20190417 Daily report

Today didn’t go according to plan.  I woke up and wasn’t hungry.  That’s unusual, especially given my calorie deficit yesterday.  Then at lunchtime, I went out and ordered a cheese steak sub.  That sounded good.  But when it arrived it was all disappointing.  That was bad for my motivation.  In my new lifestyle, I sacrificed a future where I found fulfillment in being full; and traded it for a better future, where I get fulfillment from the quality of the experience.  I want the food I am really craving, in other words.  I didn’t get that.  So it was very sad, a letdown.  When I got home I had to make it up to myself using ice cream and chocolate. 

Only 120 calories, and fun to eat!

My daily food intake and calorie count:

Breakfast – Bratwurst wrap (300)

  • 300 calories

Lunch – Steak and cheese sandwich (500)

  • 500 calories

Dinner – Beef stroganoff (400) and noodles (200).

  • 600 calories

Snacking – tea with half and half (80); chocolate (160), Nestle Li’l Drum chocolate cone (120)

  • 360 calories

Total for the day: 1760 calories (limit 1800)

So, you might ask, my solution to a disappointing meal is to binge?  Isn’t that bad for the diet and the lifestyle? 

As it happens, binge is a strong word.  I had 160 calories of chocolate and 120 calories of ice cream cone.  That kept me on target and true to my aim.  And it took away my disappointment.  Now, this probably isn’t the best solution.  Those 500 calories of disappointing sandwich were eaten and I couldn’t get them back.  Eating chocolate does add more calories to my total.  A better answer might have been to not eat the cheesesteak sandwich I found disappointing, and then eat a better meal later on.  But I wasn’t prepared, I was hungry, and didn’t bring a snack to tide me over.  (The cheesesteak wasn’t bad, just not very good.)  Maybe always having a snack with me is a good idea.  Little packets of beef jerky would do, I like jerky and it keeps well at room temperature. 

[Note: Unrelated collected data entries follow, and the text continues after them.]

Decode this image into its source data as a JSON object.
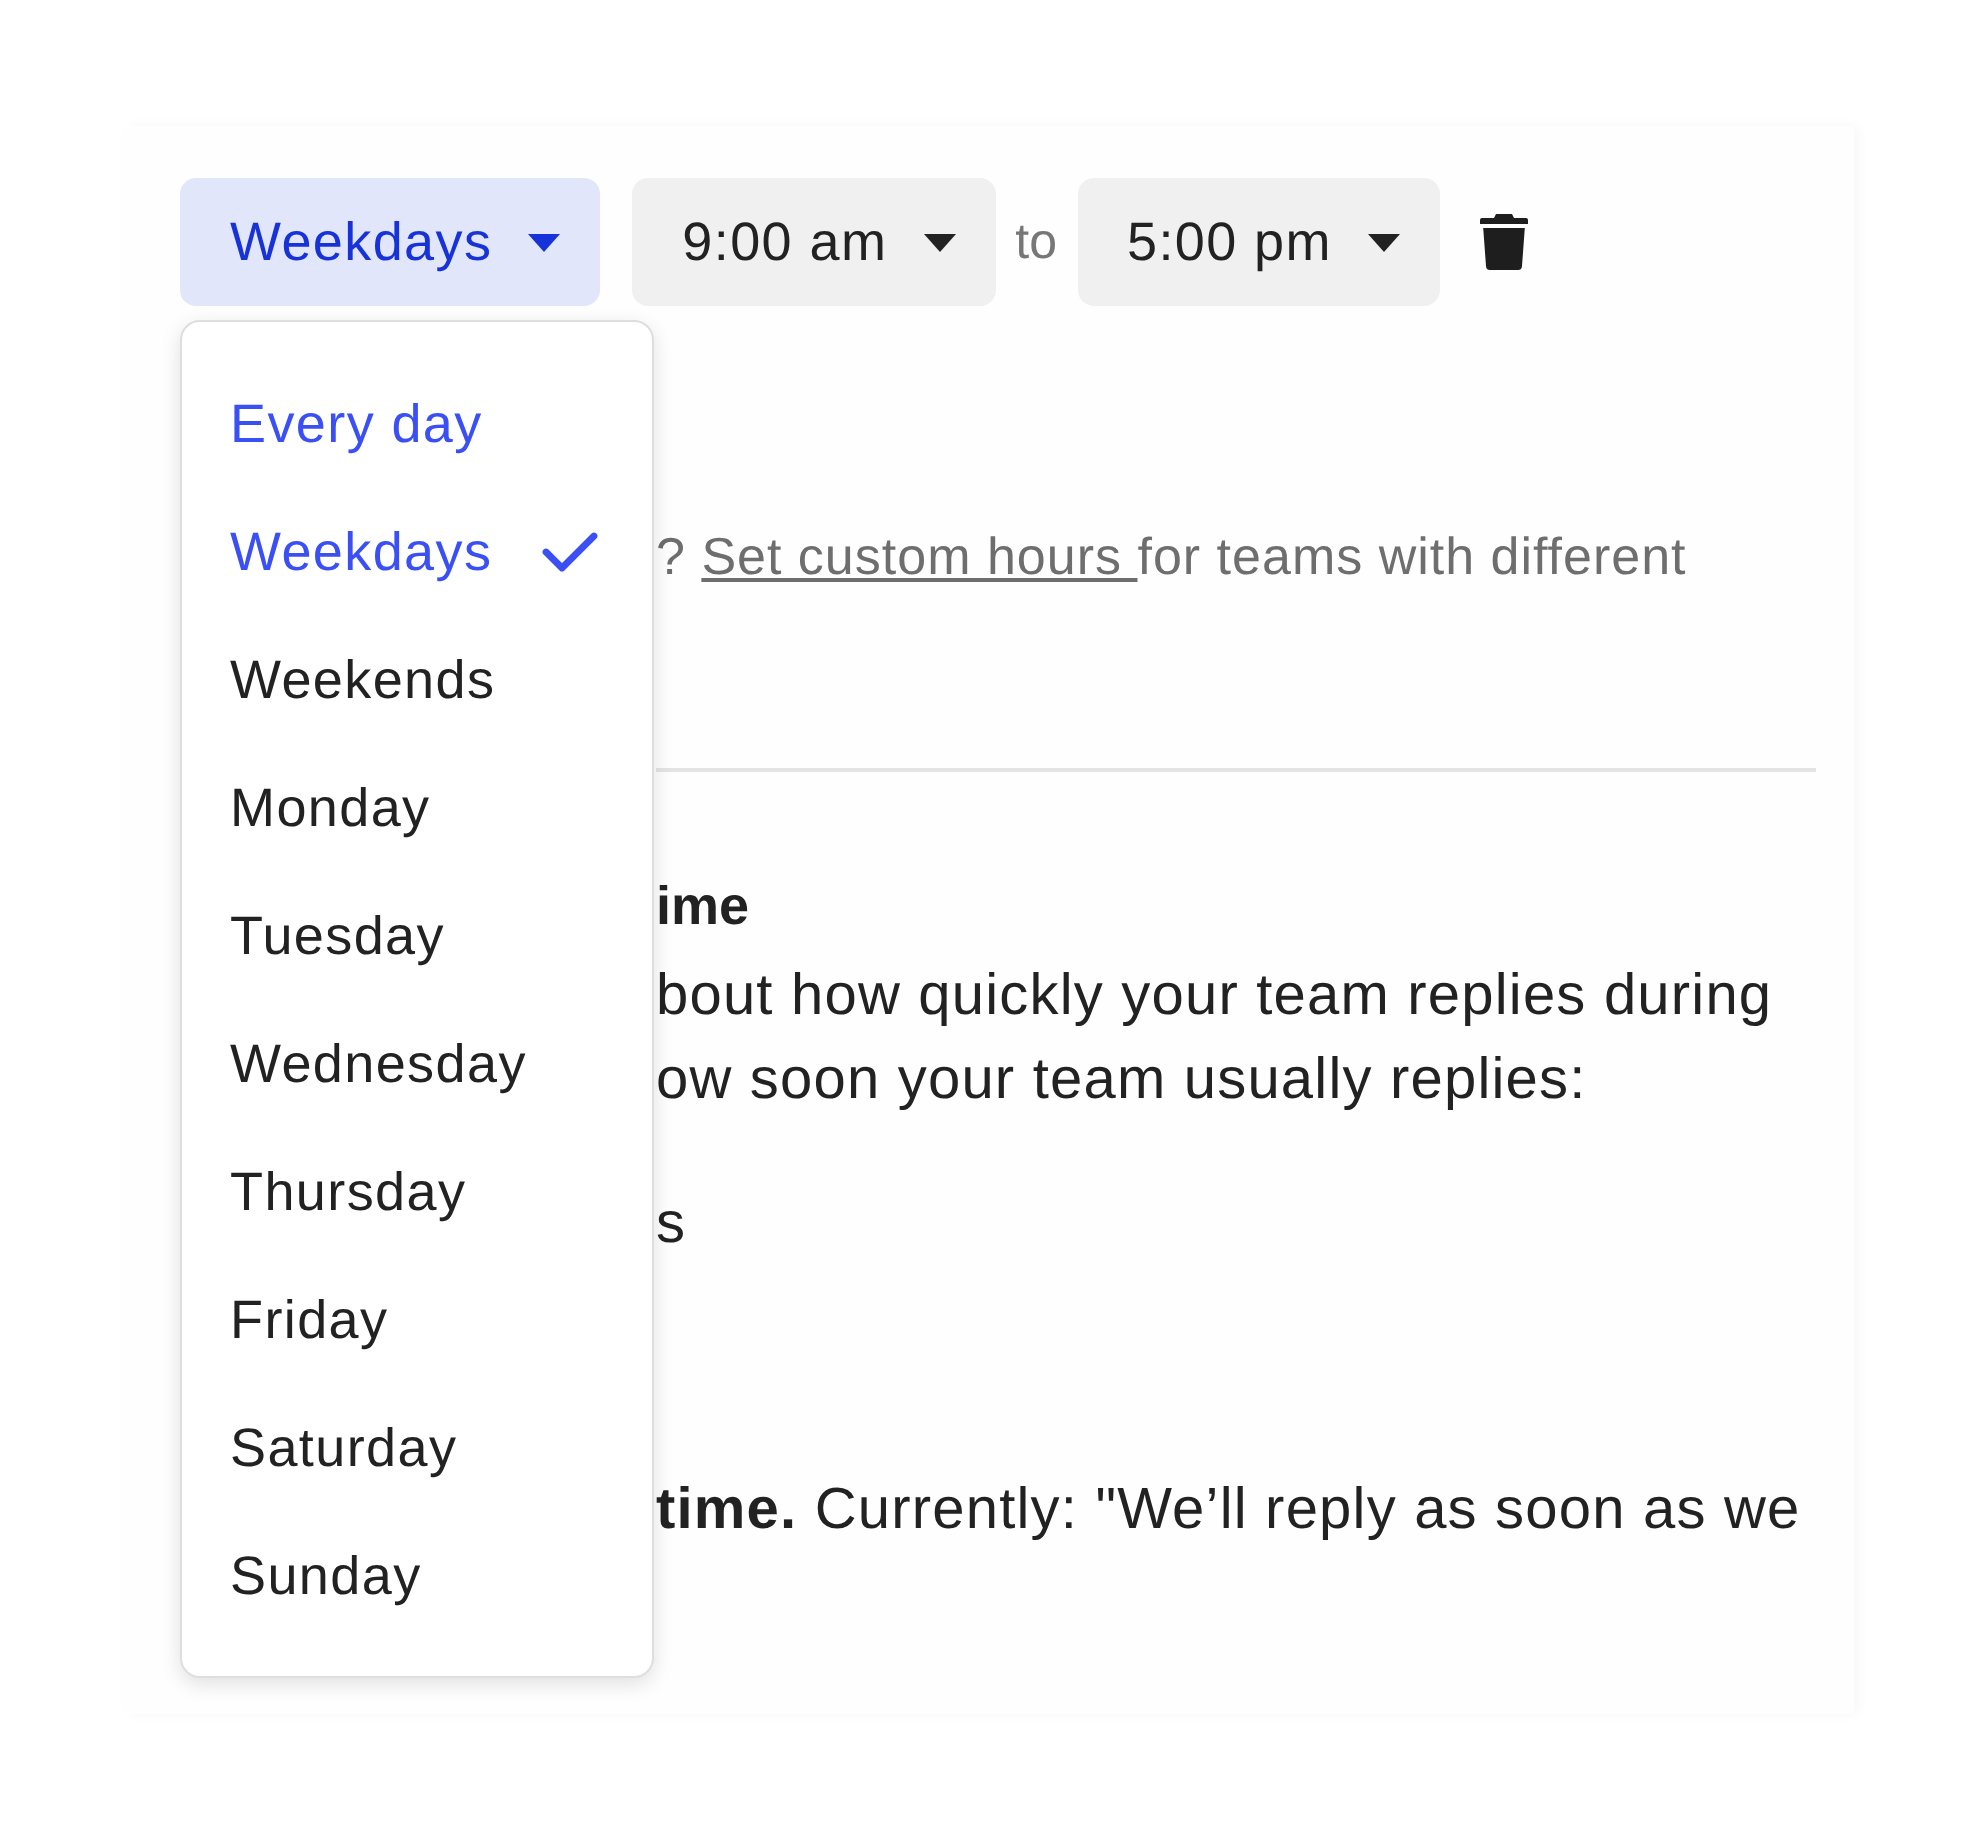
{
  "schedule": {
    "day_select": {
      "value": "Weekdays",
      "expanded": true
    },
    "start_time": {
      "value": "9:00 am"
    },
    "separator": "to",
    "end_time": {
      "value": "5:00 pm"
    }
  },
  "day_menu": {
    "items": [
      {
        "label": "Every day",
        "highlighted": true,
        "selected": false
      },
      {
        "label": "Weekdays",
        "highlighted": true,
        "selected": true
      },
      {
        "label": "Weekends",
        "highlighted": false,
        "selected": false
      },
      {
        "label": "Monday",
        "highlighted": false,
        "selected": false
      },
      {
        "label": "Tuesday",
        "highlighted": false,
        "selected": false
      },
      {
        "label": "Wednesday",
        "highlighted": false,
        "selected": false
      },
      {
        "label": "Thursday",
        "highlighted": false,
        "selected": false
      },
      {
        "label": "Friday",
        "highlighted": false,
        "selected": false
      },
      {
        "label": "Saturday",
        "highlighted": false,
        "selected": false
      },
      {
        "label": "Sunday",
        "highlighted": false,
        "selected": false
      }
    ]
  },
  "background": {
    "custom_hours_note": {
      "prefix": "? ",
      "link": "Set custom hours ",
      "suffix": "for teams with different"
    },
    "heading": "ime",
    "description_lines": [
      "bout how quickly your team replies during",
      "ow soon your team usually replies:"
    ],
    "fragment": "s",
    "reply_time": "**time.** Currently: \"We’ll reply as soon as we"
  }
}
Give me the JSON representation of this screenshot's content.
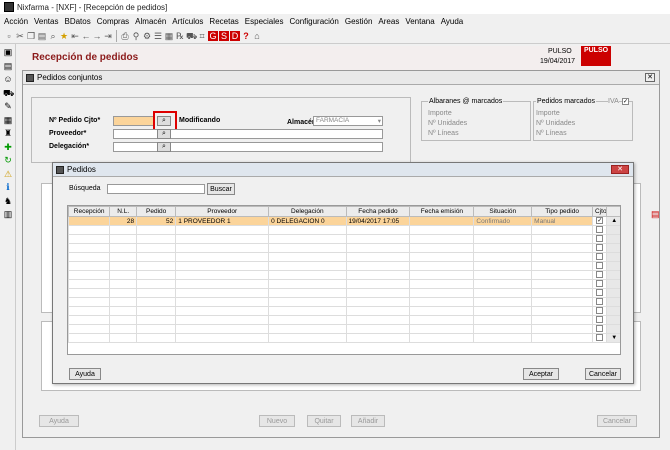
{
  "app": {
    "title": "Nixfarma - [NXF] - [Recepción de pedidos]"
  },
  "menu": [
    "Acción",
    "Ventas",
    "BDatos",
    "Compras",
    "Almacén",
    "Artículos",
    "Recetas",
    "Especiales",
    "Configuración",
    "Gestión",
    "Areas",
    "Ventana",
    "Ayuda"
  ],
  "header": {
    "title": "Recepción de pedidos",
    "user": "PULSO",
    "date": "19/04/2017",
    "logo": "PULSO"
  },
  "conjuntos": {
    "title": "Pedidos conjuntos",
    "nro_pedido_label": "Nº Pedido Cjto*",
    "modificando": "Modificando",
    "proveedor_label": "Proveedor*",
    "delegacion_label": "Delegación*",
    "almacen_label": "Almacén*",
    "almacen_value": "FARMACIA",
    "albaranes_title": "Albaranes @ marcados",
    "pedidos_marcados_title": "Pedidos marcados",
    "iva_label": "IVA",
    "importe": "Importe",
    "unidades": "Nº Unidades",
    "lineas": "Nº Líneas",
    "buttons": {
      "ayuda": "Ayuda",
      "nuevo": "Nuevo",
      "quitar": "Quitar",
      "anadir": "Añadir",
      "cancelar": "Cancelar"
    }
  },
  "pedidos": {
    "title": "Pedidos",
    "busqueda_label": "Búsqueda",
    "buscar": "Buscar",
    "columns": [
      "Recepción",
      "N.L.",
      "Pedido",
      "Proveedor",
      "Delegación",
      "Fecha pedido",
      "Fecha emisión",
      "Situación",
      "Tipo pedido",
      "Cjto"
    ],
    "rows": [
      {
        "recepcion": "",
        "nl": "28",
        "pedido": "52",
        "proveedor": "1 PROVEEDOR 1",
        "delegacion": "0 DELEGACION 0",
        "fecha_pedido": "19/04/2017 17:05",
        "fecha_emision": "",
        "situacion": "Confirmado",
        "tipo": "Manual",
        "cjto": true
      }
    ],
    "buttons": {
      "ayuda": "Ayuda",
      "aceptar": "Aceptar",
      "cancelar": "Cancelar"
    }
  }
}
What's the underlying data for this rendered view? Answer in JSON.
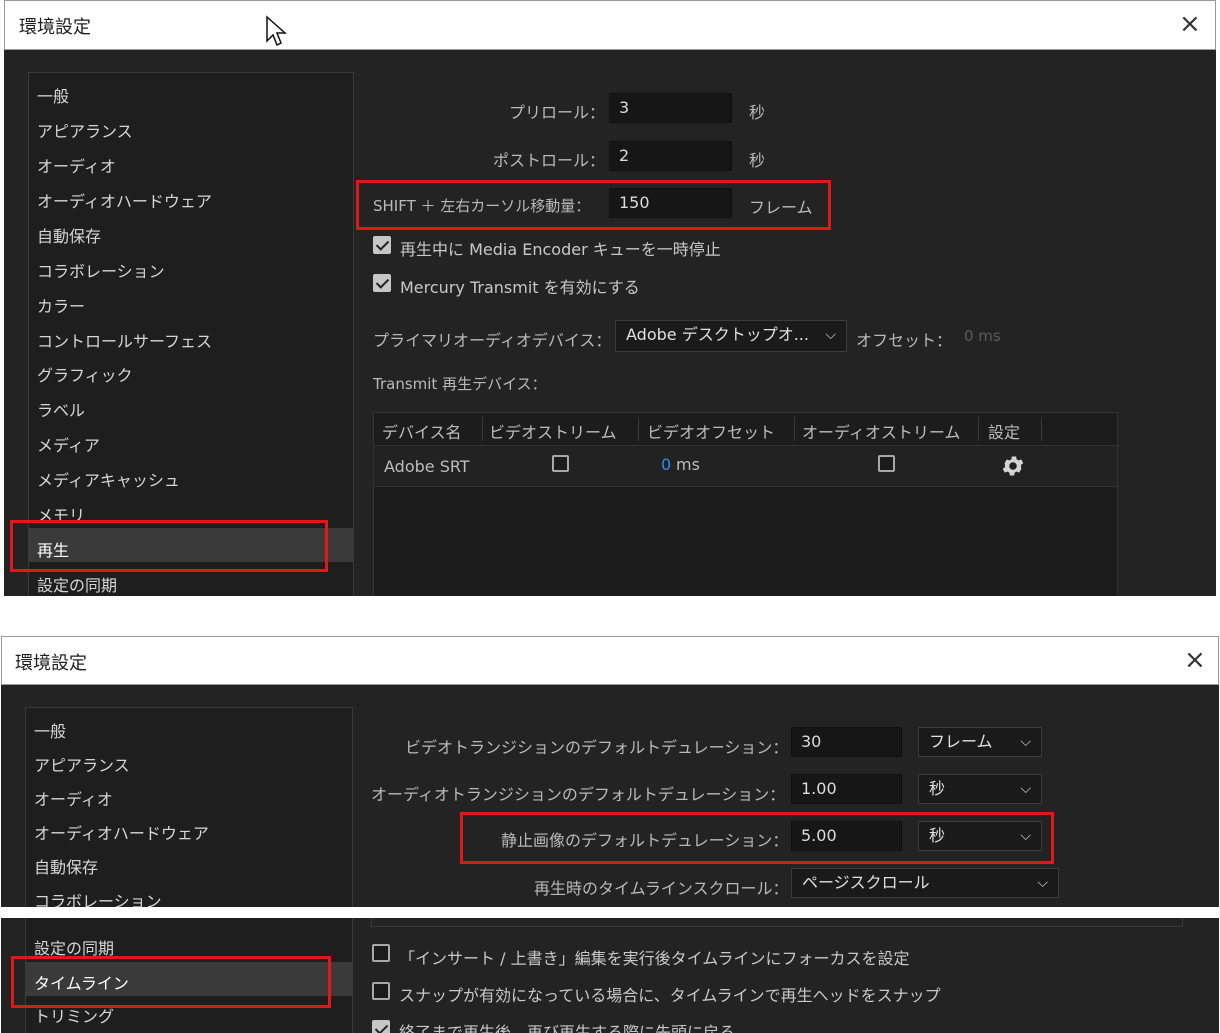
{
  "top": {
    "title": "環境設定",
    "close": "×",
    "sidebar": [
      "一般",
      "アピアランス",
      "オーディオ",
      "オーディオハードウェア",
      "自動保存",
      "コラボレーション",
      "カラー",
      "コントロールサーフェス",
      "グラフィック",
      "ラベル",
      "メディア",
      "メディアキャッシュ",
      "メモリ",
      "再生",
      "設定の同期"
    ],
    "selected_item": "再生",
    "preroll": {
      "label": "プリロール：",
      "value": "3",
      "unit": "秒"
    },
    "postroll": {
      "label": "ポストロール：",
      "value": "2",
      "unit": "秒"
    },
    "shift": {
      "label": "SHIFT ＋ 左右カーソル移動量：",
      "value": "150",
      "unit": "フレーム"
    },
    "checkbox_pause": {
      "label": "再生中に Media Encoder キューを一時停止",
      "checked": true
    },
    "checkbox_mercury": {
      "label": "Mercury Transmit を有効にする",
      "checked": true
    },
    "audio_device": {
      "label": "プライマリオーディオデバイス：",
      "value": "Adobe デスクトップオ...",
      "offset_label": "オフセット：",
      "offset_value": "0 ms"
    },
    "transmit_label": "Transmit 再生デバイス：",
    "table": {
      "headers": [
        "デバイス名",
        "ビデオストリーム",
        "ビデオオフセット",
        "オーディオストリーム",
        "設定"
      ],
      "row": {
        "device": "Adobe SRT",
        "video_offset_num": "0",
        "video_offset_unit": "ms"
      }
    }
  },
  "bottom": {
    "title": "環境設定",
    "close": "×",
    "sidebar": [
      "一般",
      "アピアランス",
      "オーディオ",
      "オーディオハードウェア",
      "自動保存",
      "コラボレーション"
    ],
    "sidebar2": [
      "設定の同期",
      "タイムライン",
      "トリミング"
    ],
    "selected_item": "タイムライン",
    "video_transition": {
      "label": "ビデオトランジションのデフォルトデュレーション：",
      "value": "30",
      "unit": "フレーム"
    },
    "audio_transition": {
      "label": "オーディオトランジションのデフォルトデュレーション：",
      "value": "1.00",
      "unit": "秒"
    },
    "still_image": {
      "label": "静止画像のデフォルトデュレーション：",
      "value": "5.00",
      "unit": "秒"
    },
    "timeline_scroll": {
      "label": "再生時のタイムラインスクロール：",
      "value": "ページスクロール"
    },
    "checkbox_insert": {
      "label": "「インサート / 上書き」編集を実行後タイムラインにフォーカスを設定",
      "checked": false
    },
    "checkbox_snap": {
      "label": "スナップが有効になっている場合に、タイムラインで再生ヘッドをスナップ",
      "checked": false
    },
    "checkbox_return": {
      "label": "終了まで再生後、再び再生する際に先頭に戻る",
      "checked": true
    }
  },
  "colors": {
    "highlight": "#e01818",
    "accent_blue": "#2d8ceb",
    "panel": "#232323"
  }
}
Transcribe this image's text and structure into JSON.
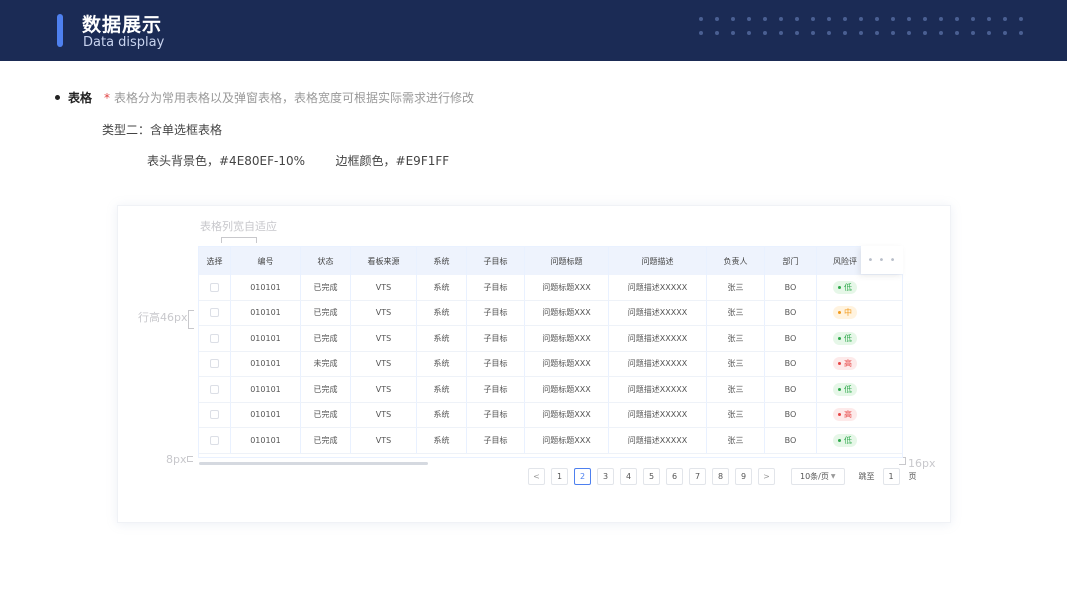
{
  "header": {
    "title": "数据展示",
    "subtitle": "Data display"
  },
  "section": {
    "title": "表格",
    "star": "*",
    "desc": "表格分为常用表格以及弹窗表格，表格宽度可根据实际需求进行修改",
    "type_line": "类型二：含单选框表格",
    "color_line": "表头背景色，#4E80EF-10%        边框颜色，#E9F1FF"
  },
  "annotations": {
    "col_adapt": "表格列宽自适应",
    "row_height": "行高46px",
    "left_gap": "8px",
    "right_gap": "16px"
  },
  "table": {
    "columns": [
      "选择",
      "编号",
      "状态",
      "看板来源",
      "系统",
      "子目标",
      "问题标题",
      "问题描述",
      "负责人",
      "部门",
      "风险评"
    ],
    "rows": [
      {
        "id": "010101",
        "status": "已完成",
        "source": "VTS",
        "system": "系统",
        "target": "子目标",
        "title": "问题标题XXX",
        "desc": "问题描述XXXXX",
        "owner": "张三",
        "dept": "BO",
        "risk": "低",
        "risk_level": "low"
      },
      {
        "id": "010101",
        "status": "已完成",
        "source": "VTS",
        "system": "系统",
        "target": "子目标",
        "title": "问题标题XXX",
        "desc": "问题描述XXXXX",
        "owner": "张三",
        "dept": "BO",
        "risk": "中",
        "risk_level": "mid"
      },
      {
        "id": "010101",
        "status": "已完成",
        "source": "VTS",
        "system": "系统",
        "target": "子目标",
        "title": "问题标题XXX",
        "desc": "问题描述XXXXX",
        "owner": "张三",
        "dept": "BO",
        "risk": "低",
        "risk_level": "low"
      },
      {
        "id": "010101",
        "status": "未完成",
        "source": "VTS",
        "system": "系统",
        "target": "子目标",
        "title": "问题标题XXX",
        "desc": "问题描述XXXXX",
        "owner": "张三",
        "dept": "BO",
        "risk": "高",
        "risk_level": "high"
      },
      {
        "id": "010101",
        "status": "已完成",
        "source": "VTS",
        "system": "系统",
        "target": "子目标",
        "title": "问题标题XXX",
        "desc": "问题描述XXXXX",
        "owner": "张三",
        "dept": "BO",
        "risk": "低",
        "risk_level": "low"
      },
      {
        "id": "010101",
        "status": "已完成",
        "source": "VTS",
        "system": "系统",
        "target": "子目标",
        "title": "问题标题XXX",
        "desc": "问题描述XXXXX",
        "owner": "张三",
        "dept": "BO",
        "risk": "高",
        "risk_level": "high"
      },
      {
        "id": "010101",
        "status": "已完成",
        "source": "VTS",
        "system": "系统",
        "target": "子目标",
        "title": "问题标题XXX",
        "desc": "问题描述XXXXX",
        "owner": "张三",
        "dept": "BO",
        "risk": "低",
        "risk_level": "low"
      }
    ],
    "more_icon": "more-horizontal-icon"
  },
  "pagination": {
    "prev": "<",
    "pages": [
      "1",
      "2",
      "3",
      "4",
      "5",
      "6",
      "7",
      "8",
      "9"
    ],
    "active_page": "2",
    "next": ">",
    "page_size": "10条/页",
    "jump_label": "跳至",
    "jump_value": "1",
    "unit": "页"
  },
  "colors": {
    "header_bg": "#1b2b55",
    "accent": "#4e80ef",
    "border": "#E9F1FF"
  }
}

My old values included not wasting food.  I have tried changing that in my new lifestyle by making that imperative less important, and also by changing the definition of waste.  Now food can be a waste by not being worthwhile.  It should be thrown away.  I don’t want it in my body.  Maybe that sounds bad – throwing away food because it isn’t fulfilling enough.  But I have a serious problem I am trying to get out of – how do I get in control of my eating?  It’s a case of waste or waist.  And my new values say, waist comes first. 

Anyway, it’s time to get ready for Easter!  I have a lot of food fun planned for this weekend.  This will be a great time for dieting and celebrating rebirth.  And my birthday is coming soon, too.